Every time she went for chemotherapy, she noticed that other cancer patients were often alone and looking worried while waiting to be seen. A friend who always went with her for treatment helped Peltier keep her spirits up. Another friend gave her a gift basket that included lemon drops to remove the sometimes metallic aftertaste of the drugs being used. “We’d make the best of it,” said Peltier, “and I would always say, "I’m making lemonade."

While in treatment, Peltier decided to start making chemotherapy care packages to bring some hope to other patients. She asked a friend to sew handmade bags embroidered with a “Lemons of Love” logo she created. Then she called on friends in motor sports, her business circle, to donate funds to help secure the goodies for the bags.

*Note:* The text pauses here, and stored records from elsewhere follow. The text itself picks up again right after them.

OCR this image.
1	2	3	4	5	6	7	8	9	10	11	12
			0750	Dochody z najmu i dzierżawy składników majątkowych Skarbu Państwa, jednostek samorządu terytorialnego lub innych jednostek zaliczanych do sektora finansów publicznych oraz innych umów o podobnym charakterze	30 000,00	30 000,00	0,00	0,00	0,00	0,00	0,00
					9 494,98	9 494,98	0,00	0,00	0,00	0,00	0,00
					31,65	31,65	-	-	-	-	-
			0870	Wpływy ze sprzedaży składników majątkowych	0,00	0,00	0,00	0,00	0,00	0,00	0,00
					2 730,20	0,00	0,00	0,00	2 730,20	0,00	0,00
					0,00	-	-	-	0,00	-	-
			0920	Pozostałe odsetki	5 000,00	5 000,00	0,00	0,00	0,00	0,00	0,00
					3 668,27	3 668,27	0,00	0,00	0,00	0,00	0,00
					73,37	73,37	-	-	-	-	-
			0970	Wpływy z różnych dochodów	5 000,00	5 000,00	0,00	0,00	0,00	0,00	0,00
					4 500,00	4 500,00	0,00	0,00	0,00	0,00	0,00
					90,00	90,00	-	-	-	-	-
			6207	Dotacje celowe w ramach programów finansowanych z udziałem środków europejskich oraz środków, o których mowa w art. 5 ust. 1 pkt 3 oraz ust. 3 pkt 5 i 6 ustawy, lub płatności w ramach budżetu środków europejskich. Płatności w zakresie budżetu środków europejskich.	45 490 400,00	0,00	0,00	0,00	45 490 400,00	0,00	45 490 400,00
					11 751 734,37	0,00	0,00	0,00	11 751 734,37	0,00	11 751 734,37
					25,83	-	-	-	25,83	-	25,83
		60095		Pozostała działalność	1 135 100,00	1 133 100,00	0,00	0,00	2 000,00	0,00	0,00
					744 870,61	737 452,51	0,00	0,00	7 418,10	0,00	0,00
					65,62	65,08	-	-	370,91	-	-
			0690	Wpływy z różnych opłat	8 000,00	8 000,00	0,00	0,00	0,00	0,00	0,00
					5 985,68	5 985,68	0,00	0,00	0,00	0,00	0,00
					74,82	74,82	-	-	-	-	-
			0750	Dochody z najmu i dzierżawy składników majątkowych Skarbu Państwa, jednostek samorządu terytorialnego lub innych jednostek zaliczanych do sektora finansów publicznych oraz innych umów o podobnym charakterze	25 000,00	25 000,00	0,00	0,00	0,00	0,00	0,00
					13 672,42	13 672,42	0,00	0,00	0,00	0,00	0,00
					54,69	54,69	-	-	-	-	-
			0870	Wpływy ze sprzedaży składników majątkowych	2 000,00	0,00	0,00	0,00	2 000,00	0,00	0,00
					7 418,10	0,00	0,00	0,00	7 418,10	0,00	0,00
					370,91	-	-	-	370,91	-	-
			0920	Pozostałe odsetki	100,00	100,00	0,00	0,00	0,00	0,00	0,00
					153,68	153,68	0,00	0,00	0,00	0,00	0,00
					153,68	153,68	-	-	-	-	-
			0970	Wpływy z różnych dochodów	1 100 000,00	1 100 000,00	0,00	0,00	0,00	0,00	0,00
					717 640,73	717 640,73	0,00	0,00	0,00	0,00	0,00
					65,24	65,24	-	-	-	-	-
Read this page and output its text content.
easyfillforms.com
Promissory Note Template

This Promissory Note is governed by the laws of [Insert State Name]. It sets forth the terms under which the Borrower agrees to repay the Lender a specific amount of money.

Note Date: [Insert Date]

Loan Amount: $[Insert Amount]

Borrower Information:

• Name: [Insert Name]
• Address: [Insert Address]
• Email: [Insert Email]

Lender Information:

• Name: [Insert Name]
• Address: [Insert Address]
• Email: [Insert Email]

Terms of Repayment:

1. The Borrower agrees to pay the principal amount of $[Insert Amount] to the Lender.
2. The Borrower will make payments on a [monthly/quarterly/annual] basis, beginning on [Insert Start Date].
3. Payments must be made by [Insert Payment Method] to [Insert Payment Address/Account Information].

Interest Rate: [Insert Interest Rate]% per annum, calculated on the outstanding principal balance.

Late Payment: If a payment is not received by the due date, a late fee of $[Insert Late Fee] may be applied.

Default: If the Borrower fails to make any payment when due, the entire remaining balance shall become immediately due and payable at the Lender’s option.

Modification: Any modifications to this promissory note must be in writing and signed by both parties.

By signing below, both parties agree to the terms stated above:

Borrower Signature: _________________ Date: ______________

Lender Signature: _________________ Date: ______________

A bag might include a no-fragrance lotion for skin dried by chemo treatments, ginger tea to soothe stomachaches, natural lemon drops, a can of lemonade, bottled water, superhero socks, and, sometimes, jewelry. “Each one is different, depending on current donations,” said Peltier, who started out funding the bags with $10,000 of her own money.

To date, and with the help of generous donations, Peltier estimates she has given out at least 500 care bags to patients at all three of NorthShore’s Kellogg Cancer Center locations. She is now in remission, coming in every three months for blood work and other tests. At each appointment, Peltier brings in 20 to 30 bags to hand out and then leaves some packages with the nurses who follow up with other patients in need of an emotional lift.

“Giving a 'Lemons of Love' bag allows us to express our concern and care and brighten someone’s day,” said Glenbrook Hospital Kellogg Cancer Center Oncology Nurse JoAnn Eriksson, one of Peltier’s nurses while in treatment. “I know patients are hurting and it feels as if I can tangibly do something to lift their spirits. I see their smile, their reaction—and they know someone is thinking about them. It lifts me up, too, because I know something good is happening to a person I care about.”

Evanston Hospital Kellogg Cancer Center Social Worker Meg Madvig said the bags are the perfect pick-me-up for someone going through the rigors of chemotherapy treatment. “I tend to give the packages to my patients with minimal social support,” she said. “It is so special for these isolated patients to be remembered.”

Peltier, who estimates she spends at least 40 hours a week working on “Lemons of Love,” said she’ll continue to give back to NorthShore for “as long as I’m here on Earth.”